Most of us in the tax preparer world have had this rather uncomfortable conversation by now. Our client calls saying they met so and so at some expo, networking event or heard them on social media talking about their business being owed a bunch of money from the IRS for the Employee Retention Credit.
There are pop up ERTC “processors” coming out of the woodwork and even advertising now. I personally see an ad on social media in addition to receiving a call on my office line at least once per week. It sounds attractive to our clients no doubt, up to $26,000 per employee in seemingly “free” money.
But as most of us know, if it seems too good to be true, it probably is.

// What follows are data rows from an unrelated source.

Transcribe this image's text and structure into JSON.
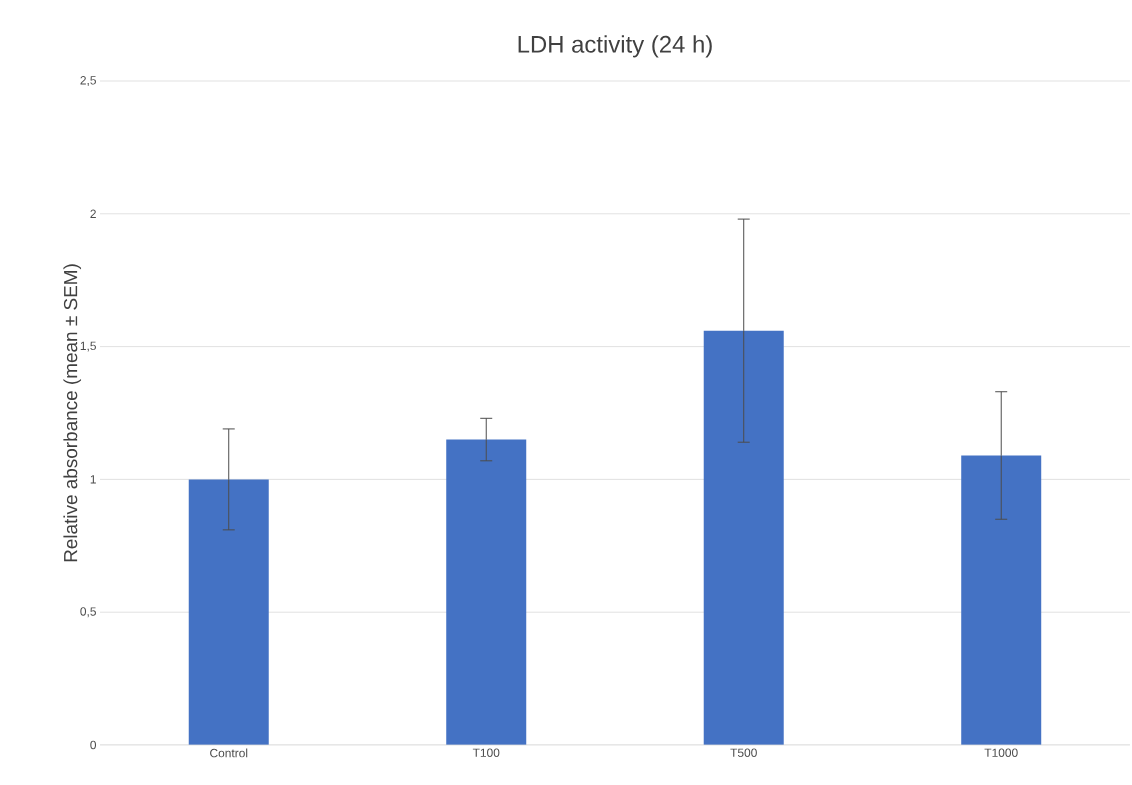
{
  "chart_data": {
    "type": "bar",
    "title": "LDH activity (24 h)",
    "ylabel": "Relative absorbance (mean ± SEM)",
    "categories": [
      "Control",
      "T100",
      "T500",
      "T1000"
    ],
    "values": [
      1.0,
      1.15,
      1.56,
      1.09
    ],
    "errors": [
      0.19,
      0.08,
      0.42,
      0.24
    ],
    "color": "#4472c4",
    "ylim": [
      0,
      2.5
    ],
    "yticks": [
      0,
      {
        "value": 0.5,
        "label": "0,5"
      },
      1,
      {
        "value": 1.5,
        "label": "1,5"
      },
      2,
      {
        "value": 2.5,
        "label": "2,5"
      }
    ],
    "grid": "y"
  }
}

The conversation gets dicey when we, as EAs and CPAs fielding these types of questions, have to politely explain to our clients why they don’t qualify for these credits. Pop up shops around the country are calculating credits with no real due diligence and using bogus claims to help clients “qualify” on the surface. We are made to look like the bad cop when we swoop in and suggest that our client isn’t entitled to millions in free funds.
These shops have a lot of red flags and it may help to point some out to your clients. For one, most of them have contracts that absolve them of any liability should the credits turn out to not be legitimate or have issues later on, like say under an audit.
Many of them are taking their fees (huge fees) from the credits themselves. In other words, if you are audited after having to return any or all of the money, you now will have to pay back the huge chunk also paid to the pop-up firm that calculated it for you because you signed a liability waiver and they took their fee before issuing the credit to you. Some shops are not even willing to sign the forms clients have to send to the IRS.
Helping clients understand the risks might make these conversations easier. The IRS is fully aware of the rampant fraud pertaining to ERTC and crackdowns are expected to come with more force.